Father Guri (Demidov), Orthodox Hermit

Father Guri (Demidov) was a solitary monk who struggled at St. John the Baptist Skete, Kentlyn, New South Wales, Australia between 1960 and 1992.

Born in 1894, Fr Guri was a monastic in Harbin, China. Due to the cultural revolution, however, he moved to Australia, arriving on October 5, 1960, as a refugee. On arrival, he took up residence at St John the Baptist Skete, having been vacated the previous year. Living in a small, one room tin hut surrounded by thick bush he became its first, and only, monastic inhabitant. Fr Guri was devoted to prayer and craved solitude, and found both in the 18 hectare grounds of the skete, often attending daily services at the nearby Convent of Our Lady of Kazan.

In his search for silence, and in imitation of the monastic hermits of the Egyptian and Judean deserts, Mount Athos and the vast forests of Russia, Father Guri cleared out a natural cleft in a nearby sandstone rock face, making a small, cramped cave in which he would spend many hours reading prayers and using his prayer rope. This was his favourite retreat after communing at the Divine Liturgy. Only God and the holy Angels were witnesses to his prayerful vigils and struggles.

Father Guri was reputed to have had an extensive library on the ascetic life and hesychastic prayer (the use of the Jesus Prayer – the foundation of Orthodox Christian ascetic prayer). He would often laboriously copy excerpts from the writings of the Holy Fathers on the ascetic and spiritual life in small school exercise books. These anthologies, the fruit of his prayerful reading and spiritual struggles, he would give away as a blessing to those whom he felt would benefit from the wisdom of the Holy Fathers.

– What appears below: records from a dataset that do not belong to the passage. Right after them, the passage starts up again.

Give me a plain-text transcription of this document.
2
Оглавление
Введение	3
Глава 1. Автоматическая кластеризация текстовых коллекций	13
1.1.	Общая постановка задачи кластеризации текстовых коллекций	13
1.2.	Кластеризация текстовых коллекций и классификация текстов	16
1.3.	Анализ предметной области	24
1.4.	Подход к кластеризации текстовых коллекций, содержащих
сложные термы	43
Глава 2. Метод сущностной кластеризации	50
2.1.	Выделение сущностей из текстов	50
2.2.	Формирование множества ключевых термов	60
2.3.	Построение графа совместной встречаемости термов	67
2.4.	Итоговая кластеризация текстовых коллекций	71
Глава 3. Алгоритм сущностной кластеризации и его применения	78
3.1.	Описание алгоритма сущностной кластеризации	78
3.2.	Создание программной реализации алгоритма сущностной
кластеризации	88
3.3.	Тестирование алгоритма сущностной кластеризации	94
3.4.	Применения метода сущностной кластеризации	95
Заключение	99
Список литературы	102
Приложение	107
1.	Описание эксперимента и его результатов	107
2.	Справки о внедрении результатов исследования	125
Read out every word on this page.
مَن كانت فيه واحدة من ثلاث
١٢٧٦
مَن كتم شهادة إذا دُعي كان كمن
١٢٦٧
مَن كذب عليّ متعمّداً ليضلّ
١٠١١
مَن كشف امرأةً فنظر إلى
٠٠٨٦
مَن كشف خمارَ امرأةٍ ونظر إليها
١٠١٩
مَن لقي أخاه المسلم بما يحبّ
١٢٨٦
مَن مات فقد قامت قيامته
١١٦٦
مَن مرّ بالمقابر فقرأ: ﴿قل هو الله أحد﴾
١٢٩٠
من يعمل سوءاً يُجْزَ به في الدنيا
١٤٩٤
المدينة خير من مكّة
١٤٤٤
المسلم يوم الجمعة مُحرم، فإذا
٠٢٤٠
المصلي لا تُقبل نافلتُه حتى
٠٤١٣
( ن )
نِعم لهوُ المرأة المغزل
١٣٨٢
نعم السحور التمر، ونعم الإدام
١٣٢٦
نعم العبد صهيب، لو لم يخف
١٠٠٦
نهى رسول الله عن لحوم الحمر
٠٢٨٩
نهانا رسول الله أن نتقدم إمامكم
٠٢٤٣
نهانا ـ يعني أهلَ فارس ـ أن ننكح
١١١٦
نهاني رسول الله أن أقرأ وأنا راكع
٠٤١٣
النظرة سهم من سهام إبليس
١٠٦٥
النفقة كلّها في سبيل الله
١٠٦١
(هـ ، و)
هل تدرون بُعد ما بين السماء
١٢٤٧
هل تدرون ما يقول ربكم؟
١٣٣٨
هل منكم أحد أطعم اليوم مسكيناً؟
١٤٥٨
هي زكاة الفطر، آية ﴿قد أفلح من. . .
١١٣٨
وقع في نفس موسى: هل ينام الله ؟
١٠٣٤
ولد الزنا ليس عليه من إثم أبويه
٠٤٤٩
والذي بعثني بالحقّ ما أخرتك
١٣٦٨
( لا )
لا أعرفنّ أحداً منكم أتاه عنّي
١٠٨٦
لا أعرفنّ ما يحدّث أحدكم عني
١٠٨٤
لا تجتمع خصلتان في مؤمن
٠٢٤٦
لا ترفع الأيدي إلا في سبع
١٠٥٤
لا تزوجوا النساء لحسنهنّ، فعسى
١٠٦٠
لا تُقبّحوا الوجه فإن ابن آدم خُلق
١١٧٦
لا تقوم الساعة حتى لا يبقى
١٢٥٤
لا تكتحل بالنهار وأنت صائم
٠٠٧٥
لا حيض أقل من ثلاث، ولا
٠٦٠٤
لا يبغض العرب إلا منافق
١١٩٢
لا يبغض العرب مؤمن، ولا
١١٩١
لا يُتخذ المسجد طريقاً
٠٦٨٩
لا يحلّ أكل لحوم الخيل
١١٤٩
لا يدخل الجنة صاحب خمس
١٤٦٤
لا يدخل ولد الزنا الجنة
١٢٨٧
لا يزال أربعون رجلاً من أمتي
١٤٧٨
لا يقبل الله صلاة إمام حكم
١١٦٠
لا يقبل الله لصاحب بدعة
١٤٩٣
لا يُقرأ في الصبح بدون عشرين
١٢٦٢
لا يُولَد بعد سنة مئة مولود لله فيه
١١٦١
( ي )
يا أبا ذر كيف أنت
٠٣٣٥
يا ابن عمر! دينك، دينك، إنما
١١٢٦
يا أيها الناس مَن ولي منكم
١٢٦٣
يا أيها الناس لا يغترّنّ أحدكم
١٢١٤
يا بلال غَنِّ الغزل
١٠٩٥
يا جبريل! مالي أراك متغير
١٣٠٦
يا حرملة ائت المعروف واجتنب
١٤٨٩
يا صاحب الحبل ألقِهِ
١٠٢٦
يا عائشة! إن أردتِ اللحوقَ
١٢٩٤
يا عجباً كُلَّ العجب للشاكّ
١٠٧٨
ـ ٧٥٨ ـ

Over the succeeding years Father Guri laboured with Michael Sorokhin, together with volunteers from the Russian Orthodox community in Sydney, to erect a small brick building containing six monastic cells surrounding a large central room that was intended to be part of a large monastic church dedicated to Saint John the Baptist. It was not to be completed. He waited alone, praying that others would join him. Old age eventually forced Father Guri to move from his beloved isolation at the Skete to a small hut in the Convent grounds, and finally to the Saint Sergius Nursing Home, Cabramatta.

Fr Guri reposed at 98 years on the 23rd of August, 1992. This faithful monk is buried in Rookwood Cemetery, Sydney.
guri cave
Father Guri’s small cave, scene of his many hidden vigils and spiritual struggles, has been cleaned of the dirt and rubbish accumulated since his departure. A floor has been laid, overhanging rock walls strengthened, and icons and a burning lampada installed. Sanctified by Father Guri’s prayers and tears, this sandstone cleft, the Skete’s first ‘church’, has become a place of pilgrimage and quiet prayer for growing numbers of visitors to the Skete.
http://orthodoxwiki.org/Guri_%28Demidov%29
skete_reconstruction02
On Bright Tuesday, April 16/29 April, 2008, His Grace Archbishop Hilarion blessed a granite plaque commemorating the commencement of the rebuilding and restoration of St John the Baptist Skete, Kentlyn.